As the AMA and physician leaders from around the country gather in Washington, D.C. this week for the AMA’s annual National Advocacy Conference, we are using every tool and resource at our disposal to cancel the 3.37% cut that took effect on Jan. 1 of this year. That cut comes on the heels of the 2% payment reduction in 2023, when the Medicare Economic Index (MEI) was 3.8% last year and 4.6% this year, the highest level this century.
We relaunched our FixMedicareNow.org website to help raise broader awareness of this urgent issue and coordinate our collective physician response. We have created advocacy materials for our partners in organized medicine, including payment trend charts and educational content to more effectively brief policymakers and Congress.
The good news is that AMA helped secure the introduction of H.R. 6683, the Preserving Seniors’ Access to Physicians Act, which would eliminate the full 3.37% Medicare physician payment cut that went into effect in 2024. This is bipartisan legislation is championed by Rep. Greg Murphy, MD (R-N.C.). We strongly urge congressional action on this bill or other steps to avert the cut in the government funding legislation that Congress is currently negotiating.

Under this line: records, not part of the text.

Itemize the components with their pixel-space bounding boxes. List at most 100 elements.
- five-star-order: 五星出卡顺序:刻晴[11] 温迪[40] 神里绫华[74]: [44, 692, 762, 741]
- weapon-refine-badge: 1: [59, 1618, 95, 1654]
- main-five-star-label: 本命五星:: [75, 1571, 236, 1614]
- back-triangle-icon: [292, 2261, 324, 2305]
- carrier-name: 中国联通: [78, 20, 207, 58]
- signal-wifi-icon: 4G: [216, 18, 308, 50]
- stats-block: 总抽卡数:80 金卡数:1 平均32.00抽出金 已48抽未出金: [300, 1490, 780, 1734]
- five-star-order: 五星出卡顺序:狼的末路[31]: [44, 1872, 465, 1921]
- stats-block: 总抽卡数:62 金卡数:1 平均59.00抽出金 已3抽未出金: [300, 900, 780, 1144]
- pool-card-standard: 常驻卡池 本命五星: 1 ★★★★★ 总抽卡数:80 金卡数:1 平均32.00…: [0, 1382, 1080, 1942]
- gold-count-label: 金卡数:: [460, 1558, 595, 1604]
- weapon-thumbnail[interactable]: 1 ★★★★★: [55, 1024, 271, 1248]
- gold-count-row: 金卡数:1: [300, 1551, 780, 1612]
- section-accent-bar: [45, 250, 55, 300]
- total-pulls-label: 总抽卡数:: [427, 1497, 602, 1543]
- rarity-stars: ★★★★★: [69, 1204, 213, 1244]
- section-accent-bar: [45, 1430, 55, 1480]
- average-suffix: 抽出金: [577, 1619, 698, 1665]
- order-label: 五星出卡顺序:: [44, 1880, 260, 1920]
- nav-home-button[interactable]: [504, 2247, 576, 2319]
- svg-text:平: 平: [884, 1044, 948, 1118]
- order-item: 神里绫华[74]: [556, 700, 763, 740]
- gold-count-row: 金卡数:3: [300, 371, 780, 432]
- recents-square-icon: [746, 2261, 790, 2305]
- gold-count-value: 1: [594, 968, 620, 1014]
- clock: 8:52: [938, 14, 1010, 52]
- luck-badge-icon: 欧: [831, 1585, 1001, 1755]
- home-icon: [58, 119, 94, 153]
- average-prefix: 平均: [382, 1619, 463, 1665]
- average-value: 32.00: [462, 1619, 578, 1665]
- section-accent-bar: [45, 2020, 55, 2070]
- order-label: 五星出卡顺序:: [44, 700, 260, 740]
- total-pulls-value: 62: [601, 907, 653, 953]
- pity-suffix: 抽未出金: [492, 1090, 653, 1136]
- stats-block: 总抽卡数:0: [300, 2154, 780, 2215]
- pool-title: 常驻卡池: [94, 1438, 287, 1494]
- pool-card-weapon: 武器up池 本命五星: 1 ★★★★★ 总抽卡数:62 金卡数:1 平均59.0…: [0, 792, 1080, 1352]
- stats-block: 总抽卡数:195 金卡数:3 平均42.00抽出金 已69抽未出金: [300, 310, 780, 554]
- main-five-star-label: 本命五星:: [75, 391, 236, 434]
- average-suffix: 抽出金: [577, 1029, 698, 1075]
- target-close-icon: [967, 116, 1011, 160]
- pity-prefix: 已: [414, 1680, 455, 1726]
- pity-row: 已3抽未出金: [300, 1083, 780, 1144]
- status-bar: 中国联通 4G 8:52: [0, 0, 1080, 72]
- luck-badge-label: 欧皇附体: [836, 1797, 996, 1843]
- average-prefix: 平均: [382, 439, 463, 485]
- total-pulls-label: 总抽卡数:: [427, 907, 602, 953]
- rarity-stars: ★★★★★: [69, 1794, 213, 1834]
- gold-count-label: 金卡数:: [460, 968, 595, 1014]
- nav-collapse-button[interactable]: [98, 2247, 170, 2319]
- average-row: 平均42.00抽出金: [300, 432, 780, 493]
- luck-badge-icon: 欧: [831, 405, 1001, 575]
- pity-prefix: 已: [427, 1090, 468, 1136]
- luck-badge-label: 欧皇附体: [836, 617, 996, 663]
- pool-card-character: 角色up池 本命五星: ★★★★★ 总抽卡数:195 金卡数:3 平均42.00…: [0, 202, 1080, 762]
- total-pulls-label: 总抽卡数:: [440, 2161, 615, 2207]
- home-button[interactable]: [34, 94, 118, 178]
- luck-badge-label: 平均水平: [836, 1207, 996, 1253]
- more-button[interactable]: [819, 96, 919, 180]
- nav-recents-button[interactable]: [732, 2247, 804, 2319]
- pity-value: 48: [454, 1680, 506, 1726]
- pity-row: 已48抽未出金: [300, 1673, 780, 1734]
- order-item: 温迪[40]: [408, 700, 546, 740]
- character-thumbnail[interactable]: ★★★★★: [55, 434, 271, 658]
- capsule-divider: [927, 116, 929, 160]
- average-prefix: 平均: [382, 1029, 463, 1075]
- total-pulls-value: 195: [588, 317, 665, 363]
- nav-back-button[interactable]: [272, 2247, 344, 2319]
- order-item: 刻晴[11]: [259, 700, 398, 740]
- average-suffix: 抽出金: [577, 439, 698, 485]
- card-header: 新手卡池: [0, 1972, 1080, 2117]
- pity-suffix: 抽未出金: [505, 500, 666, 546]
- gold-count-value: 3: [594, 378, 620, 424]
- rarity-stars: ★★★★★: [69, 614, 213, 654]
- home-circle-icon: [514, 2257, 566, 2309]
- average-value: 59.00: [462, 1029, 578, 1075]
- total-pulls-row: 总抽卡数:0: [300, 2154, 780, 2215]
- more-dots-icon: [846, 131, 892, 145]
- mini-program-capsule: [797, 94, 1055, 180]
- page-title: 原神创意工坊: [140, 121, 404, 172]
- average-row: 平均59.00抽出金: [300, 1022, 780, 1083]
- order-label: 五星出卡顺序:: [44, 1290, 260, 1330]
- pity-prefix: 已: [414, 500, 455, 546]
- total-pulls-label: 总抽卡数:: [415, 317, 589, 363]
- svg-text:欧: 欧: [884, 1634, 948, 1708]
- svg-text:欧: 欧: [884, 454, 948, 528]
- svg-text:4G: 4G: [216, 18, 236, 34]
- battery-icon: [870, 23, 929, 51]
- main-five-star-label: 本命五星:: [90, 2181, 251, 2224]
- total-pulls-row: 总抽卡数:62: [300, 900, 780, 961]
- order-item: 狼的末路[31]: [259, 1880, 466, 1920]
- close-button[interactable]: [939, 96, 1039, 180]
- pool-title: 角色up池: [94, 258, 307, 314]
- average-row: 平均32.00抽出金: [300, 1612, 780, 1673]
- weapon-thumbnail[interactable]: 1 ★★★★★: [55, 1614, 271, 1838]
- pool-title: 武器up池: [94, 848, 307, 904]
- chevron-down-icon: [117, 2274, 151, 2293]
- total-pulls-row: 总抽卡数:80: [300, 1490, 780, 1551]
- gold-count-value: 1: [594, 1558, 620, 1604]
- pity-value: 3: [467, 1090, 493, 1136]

Longer term, there are already bipartisan solutions in Congress that would help alleviate the financial pain physicians are experiencing. Based on an AMA draft, H.R. 6371 was introduced in the House of Representatives last year by the co-chairs of the GOP Doctors Caucus to reform the budget-neutrality policies that have been producing across-the-board payment cuts.
The reality is that physicians are being punished by an unfair system. Under the current model, physician payments are subject to a six-year payment freeze that ends in 2026. And even when the freeze ends, the statutory update for most physicians will be limited to 0.25% indefinitely, far below even normal rates of inflation.

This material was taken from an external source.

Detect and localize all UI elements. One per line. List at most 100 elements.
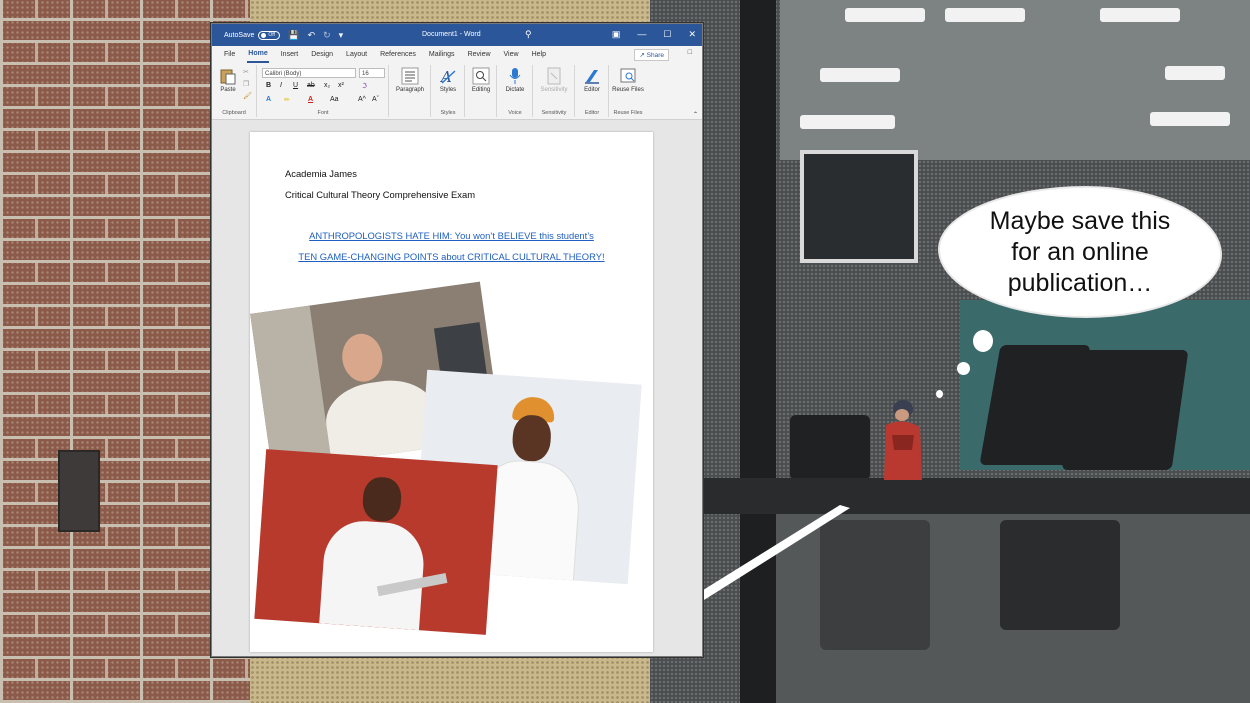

We have activated our Physicians Grassroots and Patient Advocacy networks and are urging physicians and patients to call on their legislators to co-sponsor H.R. 2474, the Strengthening Medicare for Patients and Providers Act, a bill the AMA helped get introduced that would provide automatic, annual payment updates to account for practice cost inflation as reflected in the MEI. Federation groups have joined this effort in seeking bipartisan co-sponsors for this bill, and in educating members of Congress on why it is so desperately needed.
Cutting back, shutting down
Given the broken Medicare reimbursement system that has persisted for decades, it is clear to see why physician practices are scaling back the number of Medicare patients they serve, or have stopped seeing Medicare patients permanently. My own parents faced this exact situation with their long-time primary care physician. Sadly, such situations often catch families off-guard, leading to frantic searches for a replacement and delays in essential care.
We must not minimize the costs and hardships inflicted on patients and physicians alike under the flawed Medicare system. Reforming that system has been an AMA priority for more than a decade, and we intend to remain relentless in our efforts to secure it.
Change can happen. We need to build upon the support that already exists for achieving Medicare physician payment reform on Capitol Hill. A bipartisan group of nearly 200 members of Congress has co-signed a letter to their leadership urging fast action on legislation. I strongly encourage you to visit FixMedicareNow.org to add your voice to the call for reversing Medicare cuts as part of the upcoming 2024 appropriations package, and for providing a rational Medicare payment system that safeguards access to high-quality care.
Physicians always put patients first. It is time for our political leaders to prioritize our nation’s physician workforce by correcting the flaws in a Medicare system that unfairly penalizes doctors for the care they provide. We can, and must, do better.